Tuesday, September 30, 2014

Love is Art and Art is Love

In the span of a breath, everything changed. And with no warning, my planetary alignment shifted.

I stood there listening as he stormed his complaints about the changing art world, how these modern art directors no longer wanted him in their galleries, they couldn’t understand his frank analysis of society or his painted images of Shrek amidst wasted dry lands of mixed media, they were ignorant of his fame, his worldly talent. Didn’t we all agree? I was impressed he had managed to pull himself together for the opening, but I could still smell Lord knows how many days of alcohol on his clothes, it seeped from his pores as he droned on and on. He held a stumpy cigar in one hand, lit, completely unaware that no one smoked indoors these days, and we all indulged him because he was the star of the show. The other hand rested on a rickety cane, which he used to slam to the ground when he argued a point. It seemed to give him great satisfaction when everyone around him jumped in fear. I was trying hard to feign interest in his stories when out of the corner of my eye, I saw my ex lover walk in the gallery.

My moment had arrived. All those futile attempts coveting his company, years of rejected romantic notions, of yearning for even the flimsiest illusion of a relationship (which I would have been fine with by the way) all those years and here he was, heedlessly walking back into my life. Had I not already downed two glasses of wine I never would have had the nerve to walk right up to him with a casual attempt to welcome him to our opening. He was as handsome as always and as mysterious and difficult to read as usual. By the time my heart recovered from its arrhythmic palpitations, it was too late to retreat when I realized he had not come alone, furthermore he was not affected by my presence.

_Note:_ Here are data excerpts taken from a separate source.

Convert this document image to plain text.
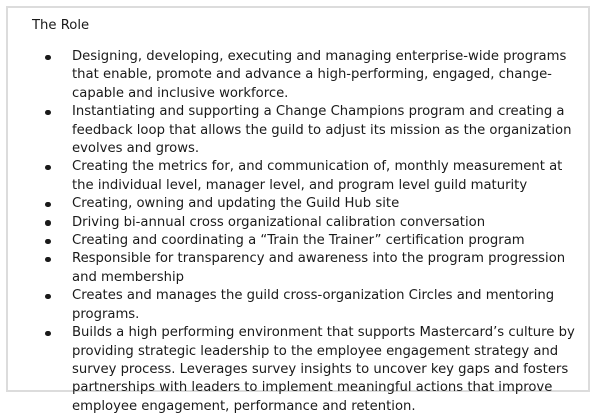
The Role
Designing, developing, executing and managing enterprise-wide programs that enable, promote and advance a high-performing, engaged, change-capable and inclusive workforce.
Instantiating and supporting a Change Champions program and creating a feedback loop that allows the guild to adjust its mission as the organization evolves and grows.
Creating the metrics for, and communication of, monthly measurement at the individual level, manager level, and program level guild maturity
Creating, owning and updating the Guild Hub site
Driving bi-annual cross organizational calibration conversation
Creating and coordinating a “Train the Trainer” certification program
Responsible for transparency and awareness into the program progression and membership
Creates and manages the guild cross-organization Circles and mentoring programs.
Builds a high performing environment that supports Mastercard’s culture by providing strategic leadership to the employee engagement strategy and survey process. Leverages survey insights to uncover key gaps and fosters partnerships with leaders to implement meaningful actions that improve employee engagement, performance and retention.
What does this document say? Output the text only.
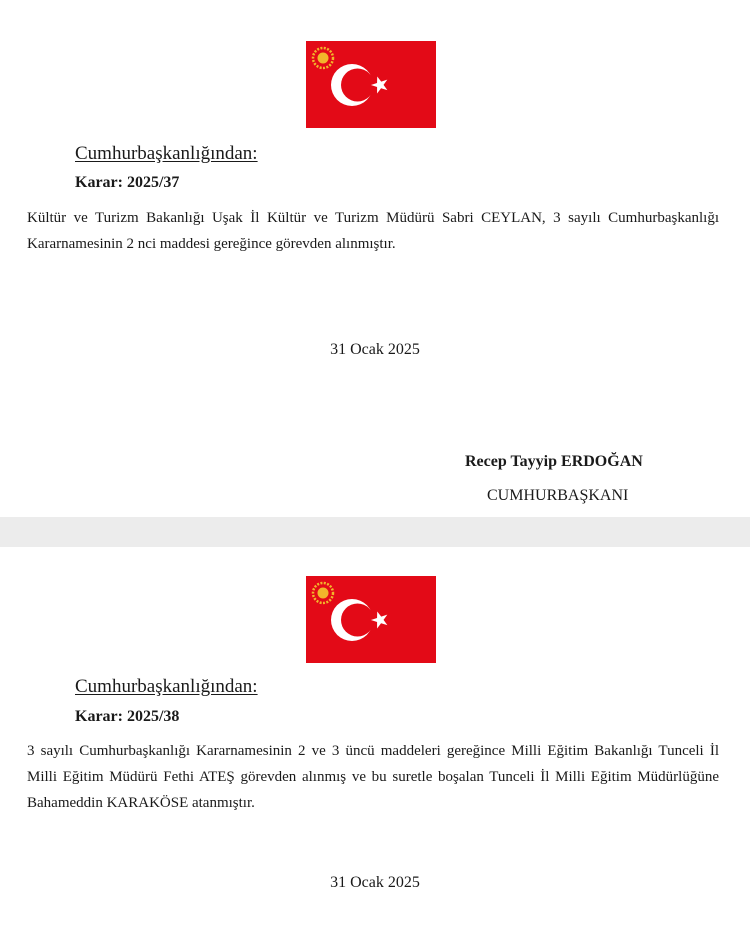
Cumhurbaşkanlığından:
Karar: 2025/37

Kültür ve Turizm Bakanlığı Uşak İl Kültür ve Turizm Müdürü Sabri CEYLAN, 3 sayılı Cumhurbaşkanlığı Kararnamesinin 2 nci maddesi gereğince görevden alınmıştır.

31 Ocak 2025
Recep Tayyip ERDOĞAN
CUMHURBAŞKANI
Cumhurbaşkanlığından:
Karar: 2025/38

3 sayılı Cumhurbaşkanlığı Kararnamesinin 2 ve 3 üncü maddeleri gereğince Milli Eğitim Bakanlığı Tunceli İl Milli Eğitim Müdürü Fethi ATEŞ görevden alınmış ve bu suretle boşalan Tunceli İl Milli Eğitim Müdürlüğüne Bahameddin KARAKÖSE atanmıştır.

31 Ocak 2025
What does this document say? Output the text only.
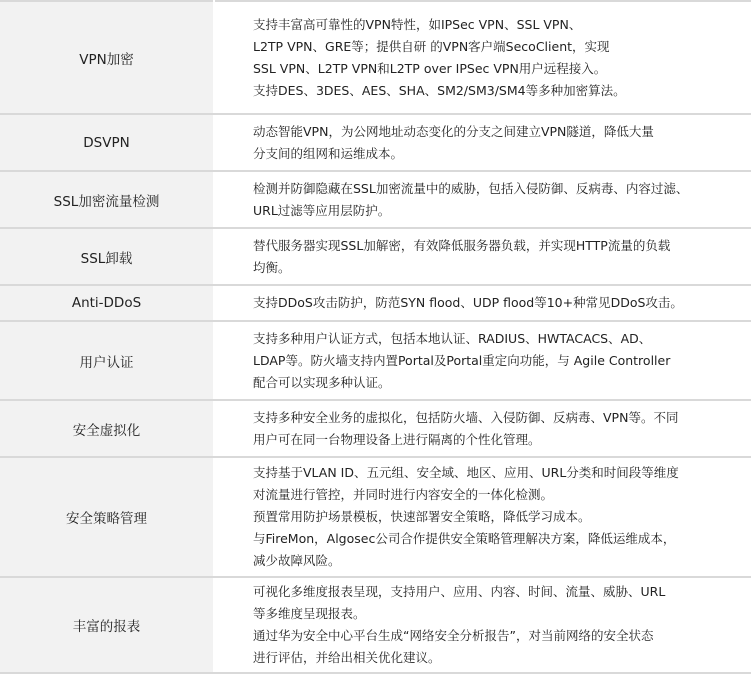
VPN加密	支持丰富高可靠性的VPN特性，如IPSec VPN、SSL VPN、
L2TP VPN、GRE等；提供自研 的VPN客户端SecoClient，实现
SSL VPN、L2TP VPN和L2TP over IPSec VPN用户远程接入。
支持DES、3DES、AES、SHA、SM2/SM3/SM4等多种加密算法。

DSVPN	动态智能VPN，为公网地址动态变化的分支之间建立VPN隧道，降低大量
分支间的组网和运维成本。

SSL加密流量检测	检测并防御隐藏在SSL加密流量中的威胁，包括入侵防御、反病毒、内容过滤、
URL过滤等应用层防护。

SSL卸载	替代服务器实现SSL加解密，有效降低服务器负载，并实现HTTP流量的负载
均衡。

Anti-DDoS	支持DDoS攻击防护，防范SYN flood、UDP flood等10+种常见DDoS攻击。

用户认证	支持多种用户认证方式，包括本地认证、RADIUS、HWTACACS、AD、
LDAP等。防火墙支持内置Portal及Portal重定向功能，与 Agile Controller
配合可以实现多种认证。

安全虚拟化	支持多种安全业务的虚拟化，包括防火墙、入侵防御、反病毒、VPN等。不同
用户可在同一台物理设备上进行隔离的个性化管理。

安全策略管理	支持基于VLAN ID、五元组、安全域、地区、应用、URL分类和时间段等维度
对流量进行管控，并同时进行内容安全的一体化检测。
预置常用防护场景模板，快速部署安全策略，降低学习成本。
与FireMon，Algosec公司合作提供安全策略管理解决方案，降低运维成本，
减少故障风险。

丰富的报表	可视化多维度报表呈现，支持用户、应用、内容、时间、流量、威胁、URL
等多维度呈现报表。
通过华为安全中心平台生成“网络安全分析报告”，对当前网络的安全状态
进行评估，并给出相关优化建议。
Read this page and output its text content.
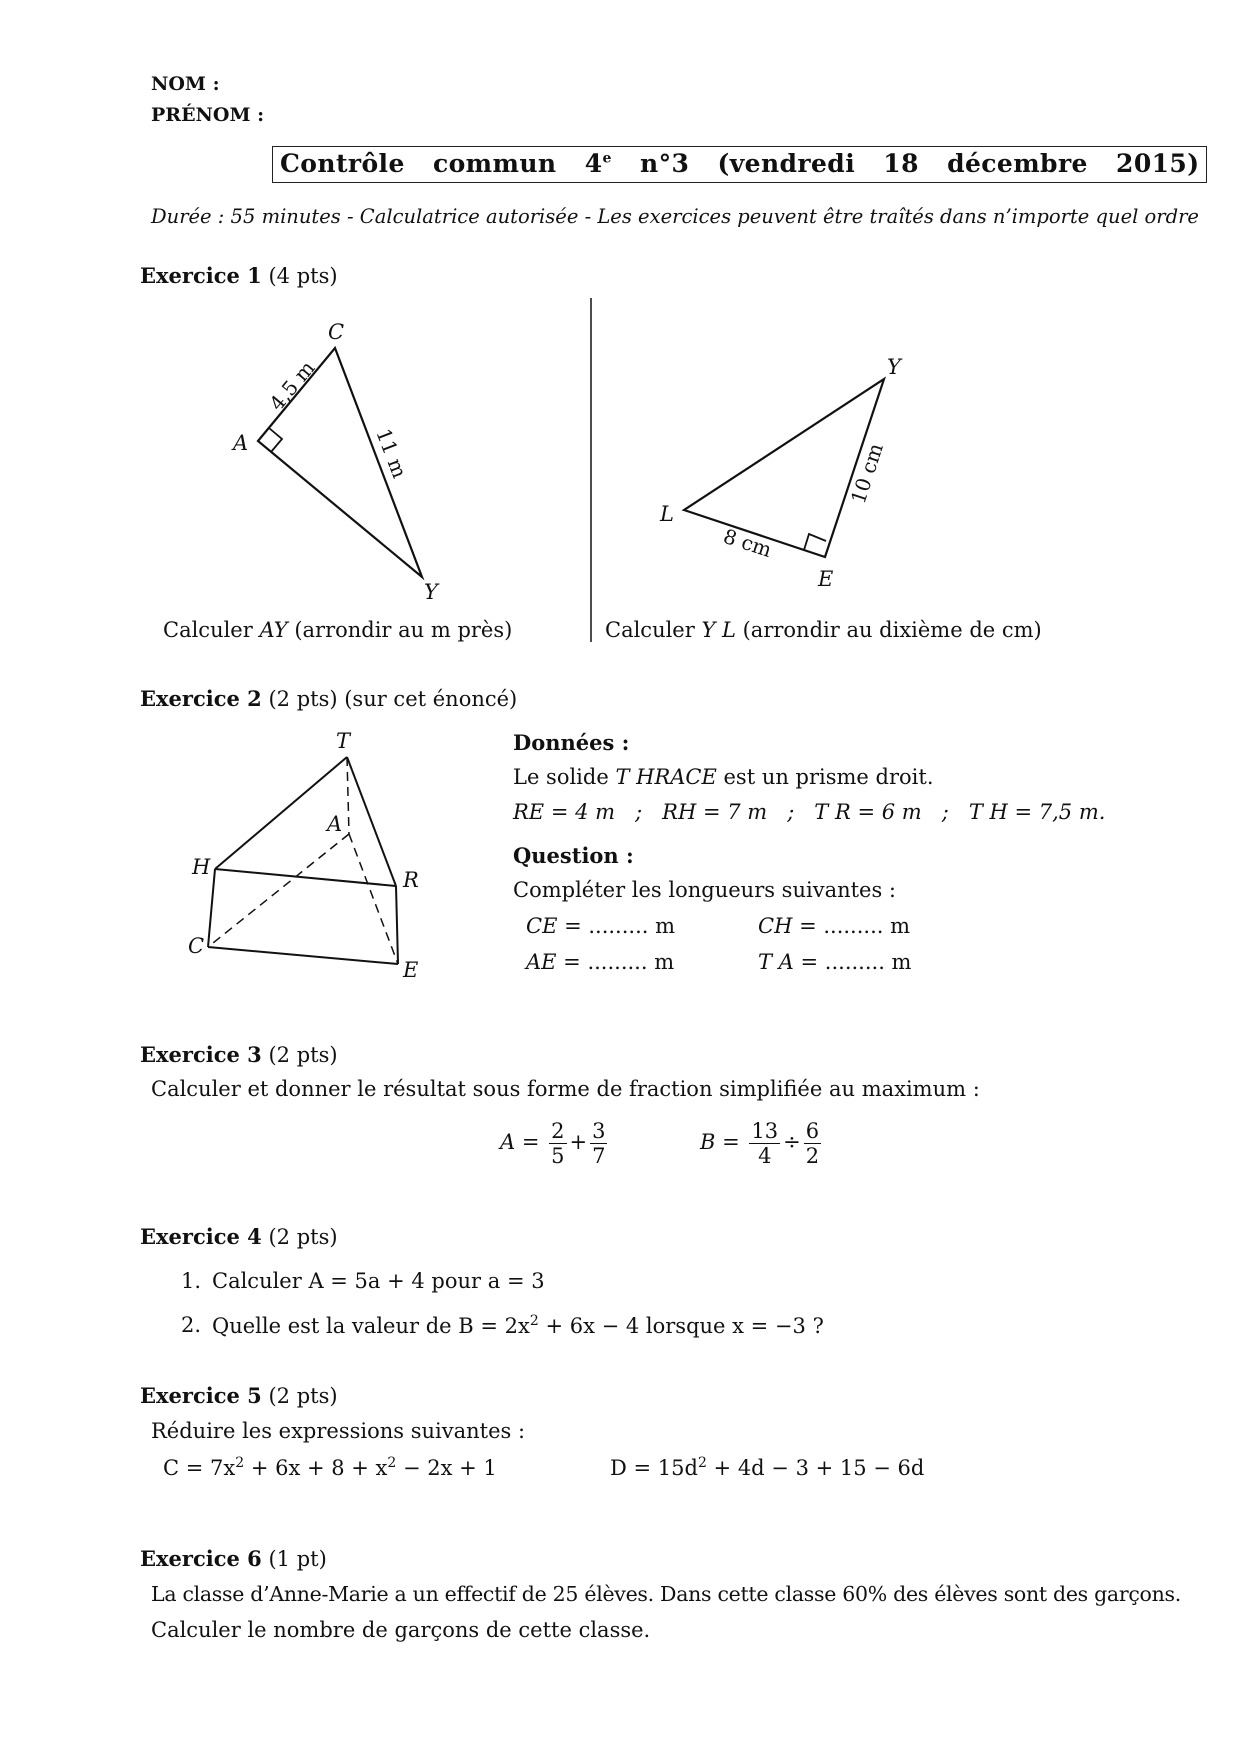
NOM :
PRÉNOM :
Contrôle  commun  4e  n°3  (vendredi  18  décembre  2015)
Durée : 55 minutes - Calculatrice autorisée - Les exercices peuvent être traîtés dans n’importe quel ordre
Exercice 1 (4 pts)
C
A
Y
4,5 m
11 m
Y
L
E
8 cm
10 cm
Calculer AY (arrondir au m près)	Calculer Y L (arrondir au dixième de cm)
Exercice 2 (2 pts) (sur cet énoncé)
T
A
H
R
C
E
Données :
Le solide T HRACE est un prisme droit.
RE = 4 m   ;   RH = 7 m   ;   T R = 6 m   ;   T H = 7,5 m.
Question :
Compléter les longueurs suivantes :
CE = ......... m	CH = ......... m
AE = ......... m	T A = ......... m
Exercice 3 (2 pts)
Calculer et donner le résultat sous forme de fraction simplifiée au maximum :
$A = \frac{2}{5} + \frac{3}{7}$	$B = \frac{13}{4} \div \frac{6}{2}$
Exercice 4 (2 pts)
1. Calculer A = 5a + 4 pour a = 3
2. Quelle est la valeur de $B = 2x^2 + 6x - 4$ lorsque x = −3 ?
Exercice 5 (2 pts)
Réduire les expressions suivantes :
$C = 7x^2 + 6x + 8 + x^2 - 2x + 1$	$D = 15d^2 + 4d - 3 + 15 - 6d$
Exercice 6 (1 pt)
La classe d’Anne-Marie a un effectif de 25 élèves. Dans cette classe 60% des élèves sont des garçons.
Calculer le nombre de garçons de cette classe.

The audacity of him returning to parade a new lover before me was almost too much to bear; it was way too soon, an eternity of time would be too soon after what he had put me through. But, when I caught a glimpse of her my world suddenly changed its orbit.

She was far from what you would define as a beautiful seductress or a stunning femme fatale. Surprisingly, she was rather simple; her clothes almost drab, a short brown dress and a cream knit sweater hung loosely over her shoulders, low, worn-out boots instead of the usual stilettos women wore to these types of events. She had a nervous habit of tugging at her necklace which made her seem awkwardly out of place in this obnoxious world of self-labeled creative geniuses and performance freaks. She was obviously too real for this illusion of a world, and it hit me then that he had no idea how to handle her, or any woman he’d ever been with.

As she looked up at me, her brown hair cascaded the most beautiful features I had ever seen on a face. Our magnetic pull shocked me with a power so strong it defined all celestial gravity. I think he might have started talking at that point, but I can’t tell you what he said, or whether it mattered much to us. My entire raison d'etre became her, as her entire raison d'etre became me.

The rest of the evening found us giggling over drunk, clumsy artists, their depictions of the female form, and pondering the sexual innuendos of old Dutch painters. Everything else that evening remains a haze, and his presence in my heart is now long forgotten. 

“At night I dream that you and I are two plants
that grew together, roots entwined,
and that you know the earth and the rain like my mouth,
since we are made of earth and rain.”